Went this Morning and paid the deposit on Luna ! :leap: :leap: She's so Cute and super sweet !! Thanks Tiff !! :greengrin: :greengrin: :greengrin: :greengrin: 
Here's some pics !!!


----------



## SkyesRanch (Nov 11, 2010)

No pictures?


----------



## DavyHollow (Jul 14, 2011)

So cute!!
Skye: I can see pictures . . .?


----------



## toth boer goats (Jul 20, 2008)

Aww....too cute.... :thumb:


----------



## GingersMaMa (Aug 4, 2011)

There showing on mine ... :? :whatgoat:


----------



## goatiegurl*Oh (Nov 11, 2007)

How cute! Congrats


----------



## J.O.Y. Farm (Jan 10, 2012)

Very cute!!!


----------



## TiffofMo (Jan 10, 2011)

Glad you liked her.
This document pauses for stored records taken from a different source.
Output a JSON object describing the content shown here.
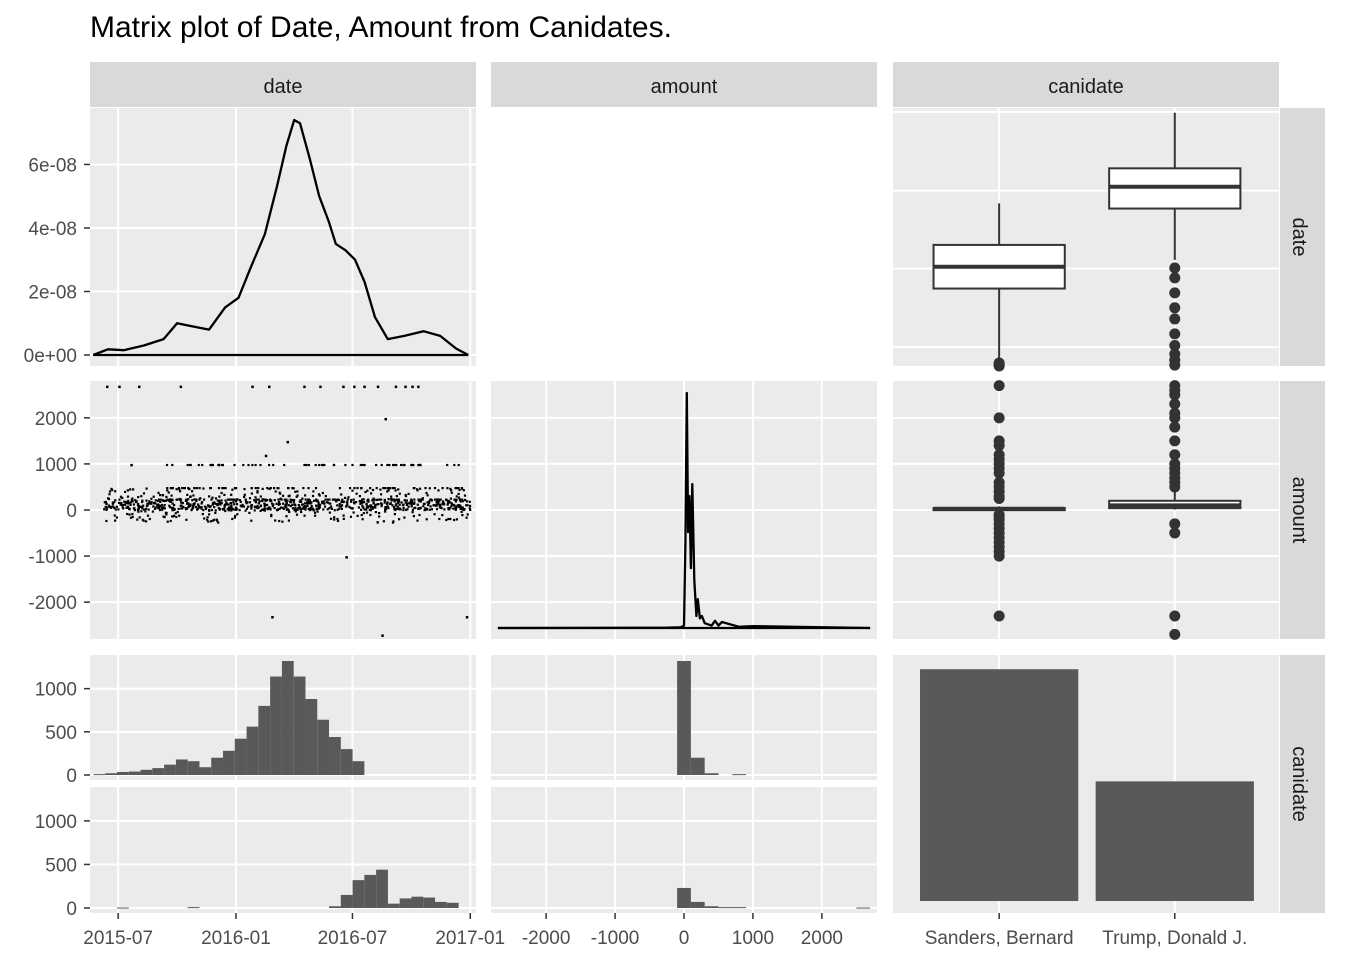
{
  "chart_data": {
    "type": "scatter-matrix",
    "title": "Matrix plot of Date, Amount from Canidates.",
    "variables": [
      "date",
      "amount",
      "canidate"
    ],
    "row_labels": [
      "date",
      "amount",
      "canidate"
    ],
    "col_labels": [
      "date",
      "amount",
      "canidate"
    ],
    "colors": {
      "panel": "#ebebeb",
      "grid": "#ffffff",
      "strip": "#d9d9d9",
      "mark": "#595959",
      "line": "#000000",
      "outline": "#333333"
    },
    "axes": {
      "date_x": {
        "range": [
          "2015-05-18",
          "2017-01-10"
        ],
        "ticks": [
          "2015-07",
          "2016-01",
          "2016-07",
          "2017-01"
        ]
      },
      "amount_x": {
        "range": [
          -2800,
          2800
        ],
        "ticks": [
          "-2000",
          "-1000",
          "0",
          "1000",
          "2000"
        ]
      },
      "amount_y": {
        "range": [
          -2800,
          2800
        ],
        "ticks": [
          "2000",
          "1000",
          "0",
          "-1000",
          "-2000"
        ]
      },
      "density_y": {
        "range": [
          0,
          7.4e-08
        ],
        "ticks": [
          "6e-08",
          "4e-08",
          "2e-08",
          "0e+00"
        ]
      },
      "count_y": {
        "range": [
          0,
          1320
        ],
        "ticks": [
          "1000",
          "500",
          "0"
        ]
      },
      "canidate_x": {
        "categories": [
          "Sanders, Bernard",
          "Trump, Donald J."
        ]
      }
    },
    "panels": {
      "date_density": {
        "type": "density",
        "x": [
          "2015-05-23",
          "2015-06-15",
          "2015-07-10",
          "2015-08-10",
          "2015-09-10",
          "2015-10-01",
          "2015-10-25",
          "2015-11-20",
          "2015-12-15",
          "2016-01-05",
          "2016-01-25",
          "2016-02-15",
          "2016-03-05",
          "2016-03-20",
          "2016-04-01",
          "2016-04-10",
          "2016-04-25",
          "2016-05-10",
          "2016-05-25",
          "2016-06-05",
          "2016-06-20",
          "2016-07-05",
          "2016-07-20",
          "2016-08-05",
          "2016-08-25",
          "2016-09-20",
          "2016-10-20",
          "2016-11-15",
          "2016-12-10",
          "2016-12-29"
        ],
        "y": [
          0.0,
          1.8e-09,
          1.5e-09,
          3e-09,
          5e-09,
          1e-08,
          9e-09,
          8e-09,
          1.5e-08,
          1.8e-08,
          2.8e-08,
          3.8e-08,
          5.3e-08,
          6.6e-08,
          7.4e-08,
          7.3e-08,
          6.2e-08,
          5e-08,
          4.2e-08,
          3.5e-08,
          3.3e-08,
          3e-08,
          2.3e-08,
          1.2e-08,
          5e-09,
          6e-09,
          7.5e-09,
          6e-09,
          2e-09,
          0.0
        ]
      },
      "amount_density": {
        "type": "density",
        "x": [
          -2700,
          -300,
          -50,
          0,
          20,
          40,
          60,
          80,
          100,
          120,
          150,
          180,
          200,
          230,
          260,
          300,
          400,
          450,
          500,
          550,
          800,
          1000,
          2700
        ],
        "y": [
          0,
          0.001,
          0.003,
          0.01,
          0.35,
          0.98,
          0.4,
          0.55,
          0.25,
          0.6,
          0.2,
          0.05,
          0.12,
          0.04,
          0.05,
          0.02,
          0.01,
          0.03,
          0.01,
          0.025,
          0.005,
          0.008,
          0
        ]
      },
      "date_vs_amount": {
        "type": "scatter",
        "x": [
          "2015-06-12",
          "2015-07-01",
          "2015-08-01",
          "2015-10-05",
          "2016-01-25",
          "2016-02-20",
          "2016-04-15",
          "2016-05-10",
          "2016-06-15",
          "2016-07-02",
          "2016-07-18",
          "2016-08-08",
          "2016-09-05",
          "2016-09-20",
          "2016-10-01",
          "2016-10-10",
          "2016-12-25",
          "2015-07-20",
          "2016-02-15",
          "2016-03-20",
          "2016-06-20",
          "2016-08-15",
          "2016-02-25",
          "2016-08-20"
        ],
        "y": [
          2700,
          2700,
          2700,
          2700,
          2700,
          2700,
          2700,
          2700,
          2700,
          2700,
          2700,
          2700,
          2700,
          2700,
          2700,
          2700,
          -2300,
          1000,
          1200,
          1500,
          -1000,
          -2700,
          -2300,
          2000
        ]
      },
      "date_by_canidate": {
        "type": "boxplot",
        "categories": [
          "Sanders, Bernard",
          "Trump, Donald J."
        ],
        "lower": [
          "2015-05-18",
          "2016-01-21"
        ],
        "q1": [
          "2015-11-15",
          "2016-05-20"
        ],
        "median": [
          "2016-01-05",
          "2016-07-10"
        ],
        "q3": [
          "2016-02-25",
          "2016-08-22"
        ],
        "upper": [
          "2016-06-01",
          "2016-12-30"
        ],
        "outliers": [
          [
            "2015-05-18",
            "2015-05-20",
            "2015-05-22",
            "2015-05-25"
          ],
          [
            "2016-01-02",
            "2015-12-10",
            "2015-11-05",
            "2015-10-01",
            "2015-09-05",
            "2015-08-01",
            "2015-07-05",
            "2015-06-15",
            "2015-06-01",
            "2015-05-20"
          ]
        ]
      },
      "amount_by_canidate": {
        "type": "boxplot",
        "categories": [
          "Sanders, Bernard",
          "Trump, Donald J."
        ],
        "lower": [
          -10,
          10
        ],
        "q1": [
          15,
          40
        ],
        "median": [
          27,
          100
        ],
        "q3": [
          40,
          200
        ],
        "upper": [
          80,
          400
        ],
        "outliers": [
          [
            2700,
            2000,
            1500,
            1400,
            1200,
            1100,
            1000,
            900,
            800,
            600,
            500,
            400,
            300,
            250,
            -100,
            -150,
            -200,
            -300,
            -400,
            -500,
            -600,
            -700,
            -800,
            -900,
            -1000,
            -2300
          ],
          [
            2700,
            2600,
            2500,
            2300,
            2100,
            2000,
            1800,
            1500,
            1200,
            1000,
            900,
            800,
            700,
            600,
            500,
            -300,
            -500,
            -2300,
            -2700
          ]
        ]
      },
      "canidate_bar": {
        "type": "bar",
        "categories": [
          "Sanders, Bernard",
          "Trump, Donald J."
        ],
        "values": [
          1240,
          640
        ]
      },
      "date_hist_by_canidate": {
        "type": "histogram",
        "bin_start": "2015-05-05",
        "bin_width_days": 18.4,
        "groups": [
          {
            "values": [
              0,
              10,
              20,
              35,
              40,
              60,
              80,
              120,
              180,
              160,
              90,
              200,
              280,
              420,
              560,
              800,
              1140,
              1320,
              1140,
              880,
              640,
              440,
              300,
              160,
              0,
              0,
              0,
              0,
              0,
              0,
              0,
              0,
              0
            ]
          },
          {
            "values": [
              0,
              0,
              0,
              5,
              0,
              0,
              0,
              0,
              0,
              10,
              0,
              0,
              0,
              0,
              0,
              0,
              0,
              0,
              0,
              0,
              0,
              20,
              150,
              320,
              380,
              440,
              50,
              110,
              130,
              120,
              70,
              60,
              0
            ]
          }
        ]
      },
      "amount_hist_by_canidate": {
        "type": "histogram",
        "bin_start": -2700,
        "bin_width": 200,
        "groups": [
          {
            "values": [
              0,
              0,
              0,
              0,
              0,
              0,
              0,
              0,
              0,
              0,
              0,
              0,
              0,
              1320,
              200,
              20,
              0,
              10,
              0,
              0,
              0,
              0,
              0,
              0,
              0,
              0,
              0
            ]
          },
          {
            "values": [
              0,
              0,
              0,
              0,
              0,
              0,
              0,
              0,
              0,
              0,
              0,
              0,
              0,
              230,
              70,
              20,
              10,
              10,
              0,
              0,
              0,
              0,
              0,
              0,
              0,
              0,
              5
            ]
          }
        ]
      }
    }
  }
}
It was nice meeting you and your mom.


----------



## KW Farms (Jun 21, 2008)

Cute!


----------



## firelight27 (Apr 25, 2009)

Oooh, I like her colors. So rich.


----------



## liz (Oct 5, 2007)

Congrats! What a pretty baby!


----------



## GingersMaMa (Aug 4, 2011)

TiffofMo said:


> Glad you liked her. It was nice meeting you and your mom.


It was nice meeting you too( And your Goaties !! :laugh: )


----------



## KW Farms (Jun 21, 2008)

I love to hear about TGS members meeting up!  :hi5:


----------



## RMADairyGoats (Jun 20, 2011)

Congrats! She's cute


----------



## TiffofMo (Jan 10, 2011)

KW Farms said:


> I love to hear about TGS members meeting up!  :hi5:


I know im glad i found someone local. Usually there 3 or more states away on all the forums ive visited.


----------



## GingersMaMa (Aug 4, 2011)

I know ! I was like... Wow someone that close ! :leap: :leap:   :greengrin:


----------



## Lamancha Lady (Dec 13, 2011)

Grats on the pretty baby


----------